In our treatment protocol, mice were IN instilled with a wide range of SNP doses (0, 10, 100 or 400 μg SNP per instillation). The applied doses of SNP used in our study are comparable to those used in similar studies performing intratracheal (IT) or IN administration [13, 29, 30, 32, 33]. IN has been shown to be an easily applicable and efficient method to administer particle suspensions in murine models . Nevertheless, particle inhalation represents a more realistic model for NP workplace exposure. Intrapulmonary NP delivery and distribution might differ between inhalation and instillation exposure which may result in different dose responses. The potential workplace exposure levels for SNP, however, are currently not known and it is therefore difficult to estimate a realistic dosing regimen. It has been reported that airborne, crystalline silica particles may reach as high as 0.28 mg/m3 in some workplace conditions such as cement mason/concrete finisher .

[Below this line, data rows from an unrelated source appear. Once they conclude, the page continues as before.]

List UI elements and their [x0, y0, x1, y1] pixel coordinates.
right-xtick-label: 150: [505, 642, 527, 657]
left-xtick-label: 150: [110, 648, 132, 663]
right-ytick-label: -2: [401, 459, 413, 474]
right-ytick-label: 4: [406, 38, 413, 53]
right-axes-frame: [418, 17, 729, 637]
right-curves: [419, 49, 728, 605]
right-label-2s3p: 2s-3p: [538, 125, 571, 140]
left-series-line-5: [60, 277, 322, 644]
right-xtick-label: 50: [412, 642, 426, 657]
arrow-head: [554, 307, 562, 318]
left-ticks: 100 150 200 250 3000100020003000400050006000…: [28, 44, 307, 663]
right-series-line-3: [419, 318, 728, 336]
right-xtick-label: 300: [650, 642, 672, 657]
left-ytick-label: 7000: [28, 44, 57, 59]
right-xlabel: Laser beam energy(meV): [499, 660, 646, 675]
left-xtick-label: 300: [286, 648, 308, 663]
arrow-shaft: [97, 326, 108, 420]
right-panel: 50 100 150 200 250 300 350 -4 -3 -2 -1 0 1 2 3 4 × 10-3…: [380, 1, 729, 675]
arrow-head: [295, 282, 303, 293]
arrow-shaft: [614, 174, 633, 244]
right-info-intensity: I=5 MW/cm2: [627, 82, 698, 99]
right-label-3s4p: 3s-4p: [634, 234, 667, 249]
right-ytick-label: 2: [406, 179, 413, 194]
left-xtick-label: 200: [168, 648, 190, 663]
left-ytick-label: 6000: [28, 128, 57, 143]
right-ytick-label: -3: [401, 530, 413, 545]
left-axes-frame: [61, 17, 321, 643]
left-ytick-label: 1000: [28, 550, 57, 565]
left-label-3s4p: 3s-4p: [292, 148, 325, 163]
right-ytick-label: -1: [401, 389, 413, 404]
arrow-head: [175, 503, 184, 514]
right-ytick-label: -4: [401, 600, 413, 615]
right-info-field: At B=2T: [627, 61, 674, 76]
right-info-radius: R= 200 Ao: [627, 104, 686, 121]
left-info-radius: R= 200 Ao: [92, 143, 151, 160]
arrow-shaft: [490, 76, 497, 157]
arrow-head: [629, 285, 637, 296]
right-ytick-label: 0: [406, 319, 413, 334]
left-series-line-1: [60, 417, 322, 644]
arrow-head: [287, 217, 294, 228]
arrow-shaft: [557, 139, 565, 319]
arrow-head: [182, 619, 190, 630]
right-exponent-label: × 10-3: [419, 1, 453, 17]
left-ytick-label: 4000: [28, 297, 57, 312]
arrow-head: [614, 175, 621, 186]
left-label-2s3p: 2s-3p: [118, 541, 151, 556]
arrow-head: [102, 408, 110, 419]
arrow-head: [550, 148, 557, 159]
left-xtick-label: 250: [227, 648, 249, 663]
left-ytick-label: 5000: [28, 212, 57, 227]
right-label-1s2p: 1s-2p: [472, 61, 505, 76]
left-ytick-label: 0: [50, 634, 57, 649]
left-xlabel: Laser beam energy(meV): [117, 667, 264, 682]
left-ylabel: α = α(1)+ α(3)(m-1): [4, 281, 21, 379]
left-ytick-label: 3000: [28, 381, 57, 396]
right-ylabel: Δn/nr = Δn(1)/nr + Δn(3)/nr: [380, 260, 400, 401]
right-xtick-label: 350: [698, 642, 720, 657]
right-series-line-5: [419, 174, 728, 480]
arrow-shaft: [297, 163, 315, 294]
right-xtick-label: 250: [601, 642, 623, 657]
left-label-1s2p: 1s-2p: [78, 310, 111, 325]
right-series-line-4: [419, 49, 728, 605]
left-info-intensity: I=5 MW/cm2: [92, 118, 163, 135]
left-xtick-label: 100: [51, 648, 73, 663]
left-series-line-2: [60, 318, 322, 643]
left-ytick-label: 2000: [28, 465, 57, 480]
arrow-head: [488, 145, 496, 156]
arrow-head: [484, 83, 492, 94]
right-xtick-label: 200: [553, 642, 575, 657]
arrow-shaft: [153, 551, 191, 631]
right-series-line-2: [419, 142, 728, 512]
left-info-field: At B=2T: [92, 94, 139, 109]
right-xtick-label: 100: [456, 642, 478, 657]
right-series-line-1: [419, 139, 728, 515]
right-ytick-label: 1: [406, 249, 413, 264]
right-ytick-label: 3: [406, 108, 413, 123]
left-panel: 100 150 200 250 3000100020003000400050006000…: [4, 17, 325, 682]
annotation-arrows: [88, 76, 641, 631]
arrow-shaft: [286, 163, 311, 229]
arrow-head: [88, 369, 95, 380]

In summary, the results of our study indicate that engineered SNP can act as adjuvants to enhance the development of allergic airway disease in mice. This finding further suggests that individuals exposed to SNP might be more prone to develop allergic airway diseases, establishing a new aspect of NP toxicity that has particular relevance to occupational NP exposure. More research, however, is needed to clarify the potential risks of NP exposure in the development of allergic airway diseases in humans. Nevertheless, the murine allergic OVA model we used in our study, which involved IN instillation of allergen and SNPs during sensitization followed by IN challenge with allergen only, may be used to test the adjuvant potential of other NPs in allergic airway disease.